Worbarrow bay, Dorset, oil painting

This one put me through the mill and I nearly abandoned the whole thing. It is Warbarrow bay near Tynham in Dorset. I find these looking down at bays type compositions very difficult especially when they include foreground. I had a plein air watercolour and photos but I still ended up trying several different tonal arrangements over a few weeks. It still may not be finished, I might cut it down as I think a better picture could be had by loosing a 1/3 rd of the right hand side. 24in by 12in Oils.

St Martins, London, oil painting

I recently visited London to see some exhibitions and just before the heavens opened the light on St Martins in the Fields was fantastic. No paints with me so this is done from phone snaps. Another one that might loose a couple of inches from the top! 16in by 12in Oils.

Newport, Wales, Pembrokeshire, plein air

I escaped to Wales for a few days and was greeted by blustery weather and fantastic skies and seas. This is Newport in Pembrokeshire and I had very little time to paint before being chased off the beach by the tide. I got rather too involved with the ruffled surface of the water which seemed to have every colour under the sun in it. 10in by 8in oils.

Moylgrove, Ceibwr Bay, Wales, Pembrokeshire, plein air, oil painting

This is Ciebwr Bay near Moylgrove in Pembrokeshire. This is painted sight size  as I hadn’t used the method in a while. I can’t say it made much difference as far a judging things goes, a little easier to judge relative tones maybe. I did use my tone guide which is just a bit of very black plastic with a dab of titanium white on it. This allows you to more easily judge how far away the darks are from being black and the lights from white and their average  hue. It was astonishingly windy and I had to anchor my easel to some big rocks. It makes it impossible to do really accurate brushstrokes as your board is flapping like mad! 12in by 10in Oils.

Wales, cliff, plein air, oil painting

Done on the same day but a bit down the coast. I had almost given up finding something to paint when I spotted a patch of sand that made an interesting contrast. Even windier than the last but very interesting to paint. 12in by 8in Oils.

Wales, Pembrokeshire, plein air, oil painting

Another day another cliff top. After a rough block in I kept my eye on the changing sun light sparkling on the sea, the whole key of the picture had to be organised so that the highlight would eventually be punchy enough.  This meant keeping the landscape tones within quite tight bounds. To much highlighting would have ruined the balance. Another very windy one it was only possible by backing up close to a wall. 14in by 10in Oils.

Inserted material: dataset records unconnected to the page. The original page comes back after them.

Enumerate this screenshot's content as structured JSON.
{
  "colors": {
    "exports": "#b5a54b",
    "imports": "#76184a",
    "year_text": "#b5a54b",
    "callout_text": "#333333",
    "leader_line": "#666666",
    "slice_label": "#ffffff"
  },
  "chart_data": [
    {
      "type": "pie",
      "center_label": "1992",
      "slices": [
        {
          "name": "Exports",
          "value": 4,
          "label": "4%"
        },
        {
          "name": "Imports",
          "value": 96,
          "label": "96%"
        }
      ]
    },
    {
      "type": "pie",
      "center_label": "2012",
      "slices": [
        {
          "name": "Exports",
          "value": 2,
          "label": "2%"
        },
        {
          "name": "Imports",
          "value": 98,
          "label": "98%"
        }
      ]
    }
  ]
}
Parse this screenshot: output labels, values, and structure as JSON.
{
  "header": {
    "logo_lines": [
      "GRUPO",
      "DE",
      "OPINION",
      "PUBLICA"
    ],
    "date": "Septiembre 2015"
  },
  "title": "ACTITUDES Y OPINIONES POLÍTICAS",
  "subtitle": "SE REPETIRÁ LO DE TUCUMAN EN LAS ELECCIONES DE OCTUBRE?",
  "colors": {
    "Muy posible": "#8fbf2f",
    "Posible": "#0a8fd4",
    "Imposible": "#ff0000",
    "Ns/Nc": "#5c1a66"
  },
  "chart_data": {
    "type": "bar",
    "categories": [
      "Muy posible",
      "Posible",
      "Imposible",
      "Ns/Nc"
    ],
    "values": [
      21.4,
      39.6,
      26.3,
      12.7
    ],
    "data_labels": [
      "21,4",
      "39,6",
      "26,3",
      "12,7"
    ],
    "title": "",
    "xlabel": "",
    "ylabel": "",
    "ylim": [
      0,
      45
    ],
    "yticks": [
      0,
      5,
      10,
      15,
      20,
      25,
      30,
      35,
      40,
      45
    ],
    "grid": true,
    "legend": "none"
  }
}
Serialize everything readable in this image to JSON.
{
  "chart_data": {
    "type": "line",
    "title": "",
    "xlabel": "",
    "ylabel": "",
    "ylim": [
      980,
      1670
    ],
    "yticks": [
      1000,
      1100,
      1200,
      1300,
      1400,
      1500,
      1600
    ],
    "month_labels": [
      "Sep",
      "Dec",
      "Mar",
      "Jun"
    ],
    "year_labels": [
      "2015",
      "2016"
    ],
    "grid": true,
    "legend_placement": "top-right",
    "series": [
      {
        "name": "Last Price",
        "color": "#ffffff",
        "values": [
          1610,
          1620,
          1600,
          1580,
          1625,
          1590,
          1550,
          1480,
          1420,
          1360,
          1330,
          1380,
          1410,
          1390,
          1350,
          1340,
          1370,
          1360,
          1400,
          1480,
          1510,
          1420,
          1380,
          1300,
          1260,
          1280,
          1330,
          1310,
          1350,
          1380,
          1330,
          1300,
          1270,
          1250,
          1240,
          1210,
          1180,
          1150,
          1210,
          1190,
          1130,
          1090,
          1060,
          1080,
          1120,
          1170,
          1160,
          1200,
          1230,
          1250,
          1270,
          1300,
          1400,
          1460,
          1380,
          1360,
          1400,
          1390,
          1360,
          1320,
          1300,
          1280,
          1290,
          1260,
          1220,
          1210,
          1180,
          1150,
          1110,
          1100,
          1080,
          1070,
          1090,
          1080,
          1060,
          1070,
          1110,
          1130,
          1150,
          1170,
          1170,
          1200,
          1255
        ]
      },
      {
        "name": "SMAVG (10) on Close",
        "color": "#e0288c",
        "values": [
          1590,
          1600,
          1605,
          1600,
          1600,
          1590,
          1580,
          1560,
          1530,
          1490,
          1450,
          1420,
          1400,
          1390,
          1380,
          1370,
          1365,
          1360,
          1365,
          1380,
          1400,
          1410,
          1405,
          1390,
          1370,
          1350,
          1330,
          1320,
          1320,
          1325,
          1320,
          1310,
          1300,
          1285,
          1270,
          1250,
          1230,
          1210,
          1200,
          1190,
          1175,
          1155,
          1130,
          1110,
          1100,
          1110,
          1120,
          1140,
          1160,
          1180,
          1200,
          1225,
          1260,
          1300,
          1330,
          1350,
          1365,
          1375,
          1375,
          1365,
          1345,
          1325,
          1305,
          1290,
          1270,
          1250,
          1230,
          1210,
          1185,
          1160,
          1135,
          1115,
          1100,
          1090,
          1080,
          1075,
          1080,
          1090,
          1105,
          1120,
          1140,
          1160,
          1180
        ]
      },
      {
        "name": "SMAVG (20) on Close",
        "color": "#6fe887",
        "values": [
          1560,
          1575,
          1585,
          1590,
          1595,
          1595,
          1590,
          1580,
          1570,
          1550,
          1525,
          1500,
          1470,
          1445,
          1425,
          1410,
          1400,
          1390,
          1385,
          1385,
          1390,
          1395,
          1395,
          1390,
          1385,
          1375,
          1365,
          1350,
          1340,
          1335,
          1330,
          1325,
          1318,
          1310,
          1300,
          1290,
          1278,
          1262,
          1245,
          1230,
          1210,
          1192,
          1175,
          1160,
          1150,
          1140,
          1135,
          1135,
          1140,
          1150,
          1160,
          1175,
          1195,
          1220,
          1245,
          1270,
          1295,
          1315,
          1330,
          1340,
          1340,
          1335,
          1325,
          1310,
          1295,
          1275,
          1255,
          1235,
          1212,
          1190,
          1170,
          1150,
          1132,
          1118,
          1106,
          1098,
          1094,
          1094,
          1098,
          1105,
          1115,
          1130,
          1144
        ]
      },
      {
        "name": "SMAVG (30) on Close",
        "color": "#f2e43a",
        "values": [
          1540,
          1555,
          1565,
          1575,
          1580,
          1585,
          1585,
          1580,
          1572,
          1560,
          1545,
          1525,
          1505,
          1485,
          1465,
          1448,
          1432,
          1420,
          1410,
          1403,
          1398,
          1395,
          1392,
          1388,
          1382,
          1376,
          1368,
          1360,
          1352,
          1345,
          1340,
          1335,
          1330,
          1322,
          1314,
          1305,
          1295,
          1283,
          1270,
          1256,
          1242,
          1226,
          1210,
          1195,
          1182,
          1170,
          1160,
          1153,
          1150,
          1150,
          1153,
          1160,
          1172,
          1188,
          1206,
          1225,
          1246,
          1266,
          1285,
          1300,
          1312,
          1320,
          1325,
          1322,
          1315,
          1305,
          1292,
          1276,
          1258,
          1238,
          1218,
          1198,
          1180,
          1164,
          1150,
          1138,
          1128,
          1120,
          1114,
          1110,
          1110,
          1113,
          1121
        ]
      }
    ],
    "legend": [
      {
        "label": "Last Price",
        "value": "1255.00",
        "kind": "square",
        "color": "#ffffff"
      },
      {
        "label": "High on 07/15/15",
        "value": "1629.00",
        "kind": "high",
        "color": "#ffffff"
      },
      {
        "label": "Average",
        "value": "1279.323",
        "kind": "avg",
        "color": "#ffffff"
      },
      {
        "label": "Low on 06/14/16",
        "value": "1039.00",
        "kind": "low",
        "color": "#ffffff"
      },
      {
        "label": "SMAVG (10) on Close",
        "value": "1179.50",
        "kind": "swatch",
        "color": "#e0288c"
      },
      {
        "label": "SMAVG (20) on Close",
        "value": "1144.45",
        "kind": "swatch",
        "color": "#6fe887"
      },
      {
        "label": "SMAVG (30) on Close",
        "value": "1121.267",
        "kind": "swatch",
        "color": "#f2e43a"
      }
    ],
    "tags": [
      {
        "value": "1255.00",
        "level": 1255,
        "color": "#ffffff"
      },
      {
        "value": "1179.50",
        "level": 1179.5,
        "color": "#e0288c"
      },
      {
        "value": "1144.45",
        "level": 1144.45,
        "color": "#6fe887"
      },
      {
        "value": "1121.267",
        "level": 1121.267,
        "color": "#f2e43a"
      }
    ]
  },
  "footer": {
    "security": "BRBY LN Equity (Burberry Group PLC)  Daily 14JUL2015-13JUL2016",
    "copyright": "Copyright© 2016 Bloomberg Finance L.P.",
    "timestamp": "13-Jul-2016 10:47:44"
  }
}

Llangrannog, Cardigan, plein air, oil painting

Yep it’s another windy beach! This is Llangrannog near Cardigan. Sight size again as it was convenient, it did help here in getting the drawing in quickly, the method makes drawing errors very easy to spot. Many pauses as the rain came down, though I loved the muted tones the foul weather created. I still far prefer painting on a stormy day than a bright sunny one. 14in by 10in Oils.

Newport, Wales, Dinas Head, plein air, oil painting

This is Dinas Head from Newport. Only a very quick sketch. The light was changing rapidly as the cloud shadows brightly lit or threw different areas into shade so I might do a studio one or over paint this one using the various photos I took as it changed as reference. 16in by 10in Oils.

Newport, parrog, Wales, plein air, oil painting

More Newport and more very muted light. I might chop this one down and frame it tighter. I loved the tone of the yellowy house, very hard to get right and I wiped and redid it at least 5 times. 16in by 10in Oils.

Porthgain, Wales, Pembrokeshire, oil painting

I took my time with this one, it is Porthgain which  would like to do more of as it has very interesting part ruined industrial buildings. I was nice to paint a calmer brighter moment with the storms over. 16in by 8in Oils.

For the visit to Wales I used a quite restricted palette heavy on the earth tones as follows: Cobalt Blue, Unbleached Titanium, Titanium White, Naples Yellow, Raw Umber, Burnt Sienna and a tiny bit of Cadmium Orange on the last one.